WASHINGTON (Reuters Health) - The House approved legislation on Wednesday
that would make it easier for office-based physicians to use federally
controlled substances to treat patients addicted to heroin and other
opiates. The vote was 412-1.

The ``Drug Addition Treatment Act'' would allow physicians who are already
registered with the Drug Enforcement Administration and qualified to treat
opiate-dependent patients to obtain three-year waiver from separate
requirements imposed by the DEA to dispense schedule IV or V drugs for
maintenance and detoxification treatment. The bill would also waive state
and local requirements.

The bill is intended to make it easier for physicians to dispense
buprenorphine, an alternative to methadone in treating opiate addiction.
Buprenorphine's FDA approval as a schedule V controlled substance is
expected in the near future. According to a report from the House Commerce
Committee, which approved the bill last October, buprenorphine, particularly
in combination with the drug naloxone, has been found not only to be
effective in helping opiate addicts, but to have a far lower potential for
abuse than methadone.

Availability in physician offices, said the committee report, could make it
easier for addicts to obtain treatment in areas without methadone programs,
or if they do not qualify for treatment because they have not been addicted
for two years, as many drug treatment programs require.

The bill, said its sponsor, House Commerce Chairman Thomas Bliley, R-Va.,
``would open up a new front in the war on drugs,'' and ``makes a start''
towards addressing the problem of addiction.

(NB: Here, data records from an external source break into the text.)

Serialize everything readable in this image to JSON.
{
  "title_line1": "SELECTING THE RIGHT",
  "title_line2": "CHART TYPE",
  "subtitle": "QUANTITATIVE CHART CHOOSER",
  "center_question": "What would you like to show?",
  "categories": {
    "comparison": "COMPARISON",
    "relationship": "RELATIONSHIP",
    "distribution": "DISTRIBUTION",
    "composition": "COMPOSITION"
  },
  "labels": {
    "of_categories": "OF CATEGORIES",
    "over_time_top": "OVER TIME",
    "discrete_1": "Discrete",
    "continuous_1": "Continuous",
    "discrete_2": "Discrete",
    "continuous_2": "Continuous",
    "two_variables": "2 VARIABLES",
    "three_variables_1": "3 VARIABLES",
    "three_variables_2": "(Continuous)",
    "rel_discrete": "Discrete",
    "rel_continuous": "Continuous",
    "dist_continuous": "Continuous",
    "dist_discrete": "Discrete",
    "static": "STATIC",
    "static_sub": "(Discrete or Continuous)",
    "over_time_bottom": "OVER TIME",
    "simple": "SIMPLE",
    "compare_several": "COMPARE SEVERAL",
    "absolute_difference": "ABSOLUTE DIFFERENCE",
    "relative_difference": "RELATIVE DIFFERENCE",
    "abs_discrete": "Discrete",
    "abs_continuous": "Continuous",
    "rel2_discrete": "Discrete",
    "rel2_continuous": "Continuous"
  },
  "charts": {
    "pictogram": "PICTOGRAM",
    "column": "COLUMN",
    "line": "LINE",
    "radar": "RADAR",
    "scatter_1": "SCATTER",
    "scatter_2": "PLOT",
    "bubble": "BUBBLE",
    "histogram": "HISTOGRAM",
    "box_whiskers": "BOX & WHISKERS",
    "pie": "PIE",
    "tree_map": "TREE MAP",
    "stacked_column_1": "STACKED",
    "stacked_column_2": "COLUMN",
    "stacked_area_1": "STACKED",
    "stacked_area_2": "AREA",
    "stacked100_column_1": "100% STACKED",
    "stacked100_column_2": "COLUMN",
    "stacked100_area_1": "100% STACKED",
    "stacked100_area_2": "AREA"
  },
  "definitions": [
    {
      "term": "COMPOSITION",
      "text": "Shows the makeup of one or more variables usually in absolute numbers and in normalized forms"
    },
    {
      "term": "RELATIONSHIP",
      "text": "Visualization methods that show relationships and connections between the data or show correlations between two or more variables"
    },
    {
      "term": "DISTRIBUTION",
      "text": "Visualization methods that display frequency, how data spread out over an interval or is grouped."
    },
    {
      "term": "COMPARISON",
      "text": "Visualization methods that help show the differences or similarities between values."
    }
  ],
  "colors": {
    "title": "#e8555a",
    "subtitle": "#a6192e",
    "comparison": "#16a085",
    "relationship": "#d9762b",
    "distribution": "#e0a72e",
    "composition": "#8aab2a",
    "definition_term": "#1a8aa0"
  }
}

But Democrats said it is premature to provide waivers for a drug not yet
approved by the FDA. They also argued that the drug's likely price--$10 per
day compared to the $1 per day for methadone--could put it out of reach of
many addicts. Because many addicts who currently do not get treatment also
lack the income or insurance to cover such treatment, ``most heroin addicts
in the treatment gap will not be able to afford the office based treatment
contemplated by the bill,'' wrote committee Democrats in the report.

During the brief floor debate on the bill Tuesday, Democrats also complained
that more addicts would be helped if the Republicans who control Congress
would get on with legislation to reauthorize the Substance Abuse and Mental
Health Administration. ``The real drug addiction treatment act is the SAMSHA
reauthorization,'' said Rep. Sherrod Brown, D-Ohio.